«Знали бы вы, какой это был парень! Добрый, красивый, чуть застенчивый. Не пьяница. Послушный и работящий. Колхоз приказал ему пасти коров, и он несколько лет был пастухом. Мать уже на его деньги купила ему черный шерстяной костюм. В этом костюме Иван был похож на столичного артиста или на какого-нибудь нынешнего финансиста, если б, конечно, не его безгрешная, удивительно добрая и открытая улыбка. В моем понимании он был совершенно идеальным женихом, но, увы, вокруг… ни единой невесты! Уже не было к тому времени и самой Помазихи: Енфалья докармливала то одну, то другую одинокую старуху, жили то в Алферовской, то в Гриденской. Летом московская родня по-прежнему гостила в деревне. Однажды и Ваня поехал гостить в Москву. Там его познакомили то ли с девушкой – опять неопределенность – то ли с молодой женщиной. Иван влюбился, наверно, произошел какой-то сговор, наверно, она пообещала выйти за него замуж. Да, они, видимо, договорились обо всем, и он вернулся домой в счастливом, новом для себя состоянии.
Я не могу с документальной точностью рассказать о том, что произошло дальше. Вероятно, обещание с ее стороны было легкомысленным.
В трех местах Сохотского озера есть места с песочком, так называемые портомои, вроде морских пляжей, где можно купаться детям и не умеющим плавать. Иван утопился, войдя в озеро. Люди видели, как он входил в воду, как шел дальше и дальше в глубь.
Слышали, что он сказал при этом, но я не успел узнать, что он сказал, я все откладывал разговор об Иване с теми, кто видел Иванову смерть. Говорить об этом с Енфальей я вообще не осмеливался.
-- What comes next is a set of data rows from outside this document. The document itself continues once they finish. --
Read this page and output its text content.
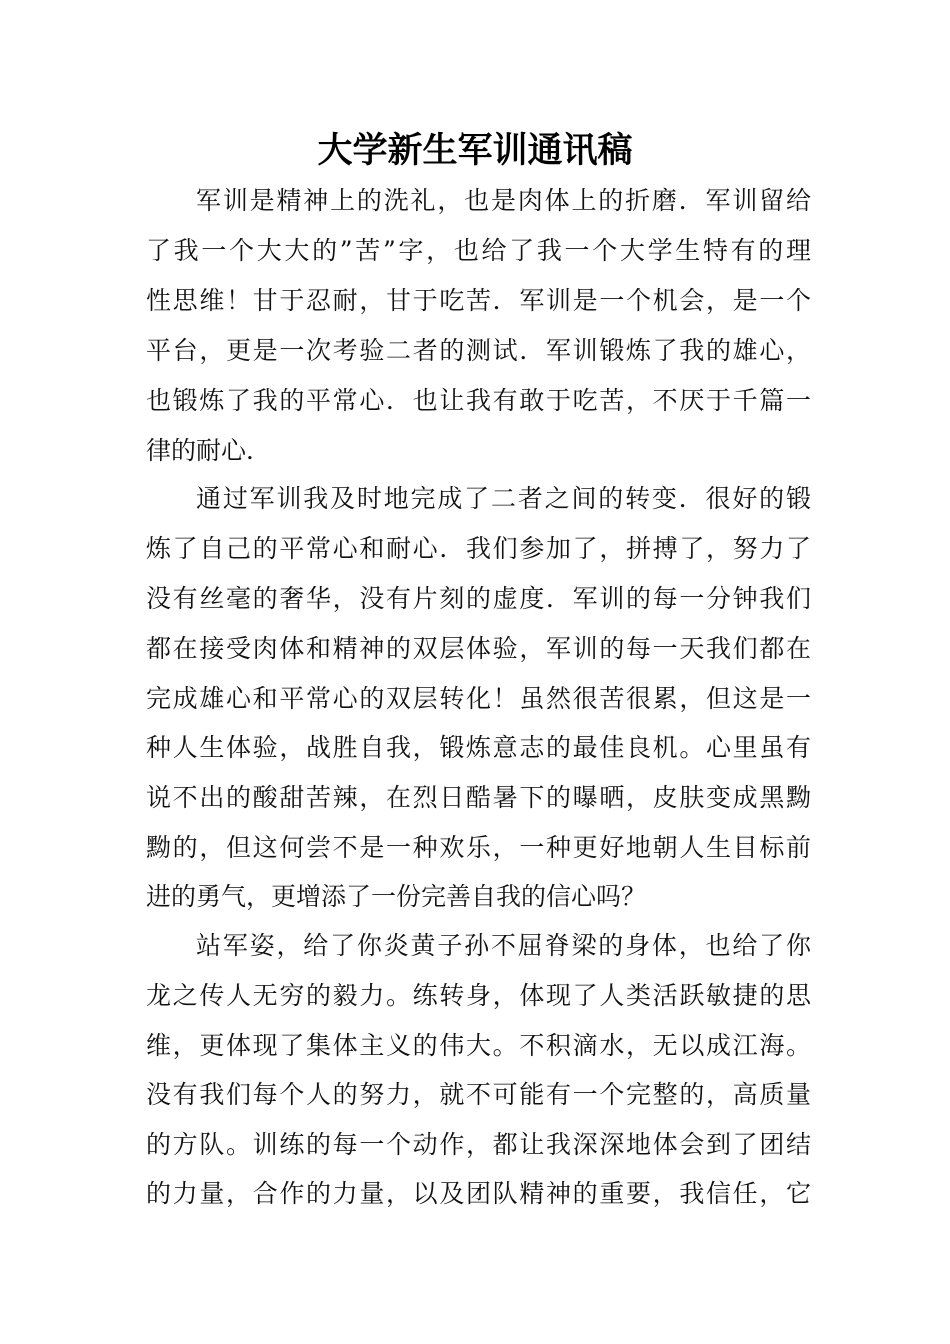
大学新生军训通讯稿
军训是精神上的洗礼，也是肉体上的折磨．军训留给
了我一个大大的”苦”字，也给了我一个大学生特有的理
性思维！甘于忍耐，甘于吃苦．军训是一个机会，是一个
平台，更是一次考验二者的测试．军训锻炼了我的雄心，
也锻炼了我的平常心．也让我有敢于吃苦，不厌于千篇一
律的耐心．
通过军训我及时地完成了二者之间的转变．很好的锻
炼了自己的平常心和耐心．我们参加了，拼搏了，努力了
没有丝毫的奢华，没有片刻的虚度．军训的每一分钟我们
都在接受肉体和精神的双层体验，军训的每一天我们都在
完成雄心和平常心的双层转化！虽然很苦很累，但这是一
种人生体验，战胜自我，锻炼意志的最佳良机。心里虽有
说不出的酸甜苦辣，在烈日酷暑下的曝晒，皮肤变成黑黝
黝的，但这何尝不是一种欢乐，一种更好地朝人生目标前
进的勇气，更增添了一份完善自我的信心吗？
站军姿，给了你炎黄子孙不屈脊梁的身体，也给了你
龙之传人无穷的毅力。练转身，体现了人类活跃敏捷的思
维，更体现了集体主义的伟大。不积滴水，无以成江海。
没有我们每个人的努力，就不可能有一个完整的，高质量
的方队。训练的每一个动作，都让我深深地体会到了团结
的力量，合作的力量，以及团队精神的重要，我信任，它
Милая ты моя, как же пережила ты сыновнюю смерть? В январе я привез сюда и похоронил на том же кладбище маму, Анфису Ивановну. Она умерла в глубокой старости, за девять месяцев до моего шестидесятилетия. Все равно… Был день и час, когда мне хотелось умереть вместе с нею. Что же думала ты, Енфалья, когда хоронила сына? Впрочем, у Марьи Лукичевой были дела пострашнее твоих. Без войны схоронила трех сыновей: Павла, Парфения и Аркадия – моего одногодка, с которым учились петь «Интернационал» в этой же самой школе, то бишь в бывшей приходской церкви.
Я торопился, стелил пол, делал проводку, строгал матерьял. До Успения надо было закончить иконостас, покрасить его, сделать престол и жертвенник. А в лесу уже поспевала морошка. У приезжих ребятишек появились первые черничные рыльца, уже и старухи вон ходят по ягоды, а у меня «не у шубы рукав». Я уже настелил пол, когда узнал, что Енфальи Антоновой три дня нет дома. Четвертый день батожок торчит у ворот все так же.
…Сочится по деревням неясный слух, что Енфалью убили из-за денег и водки. Убили и зарыли в неизвестном месте…».
Белов закончил очерк, как ему казалось, на оптимистической ноте – он достроил церковь, из Вологды приехал к нему отец Георгий и освятил престол в честь Святителя Николая Марликийского. И далее: «Впервые за шестьдесят с лишним лет Енфальины сверстницы отстояли службу божественной литургии».
Прочтя этот очерк, мы много говорили с Беловым о причинах и мотивах, побудивших его восстановить на родной земле церковь. В своих настырных вопросах я был беспощаден… меня мучала совесть, задающая вопросы: зачем Василий Белов и тот же Иван Васильев, бывшие не рядовые коммунисты, на склоне прожитых лет взялись за возрождение поруганных храмов? Не ушла ли жизнь из православной деревни вместе с атеизмом и раскулачиванием? Если бы я был сотрудником КГБ и перехватил бы в недавнее советское время письмо-очерк для Милицы Александровны, то тотчас бы объявил автора в антисоветизме, и его ожидал ГУЛАГ. Более убедительного доказательства пагубности советского образа деревенской жизни невозможно нарисовать и представить врагам в Америку! Слава Богу, я всегда плохо относился к стукачам из КГБ и презирал политику раскулачивания и ссылки кулаков на стройки коммунизма. Но мне все же не понятно было, что хотят сказать писатели Белов и Васильев восстановлением храмов. Если Иван Афанасьевич успел только завезти строительный материал для стройки, то Василий Иванович сам стелил полы и вставлял рамы, и окончательно сорвал там позвоночник.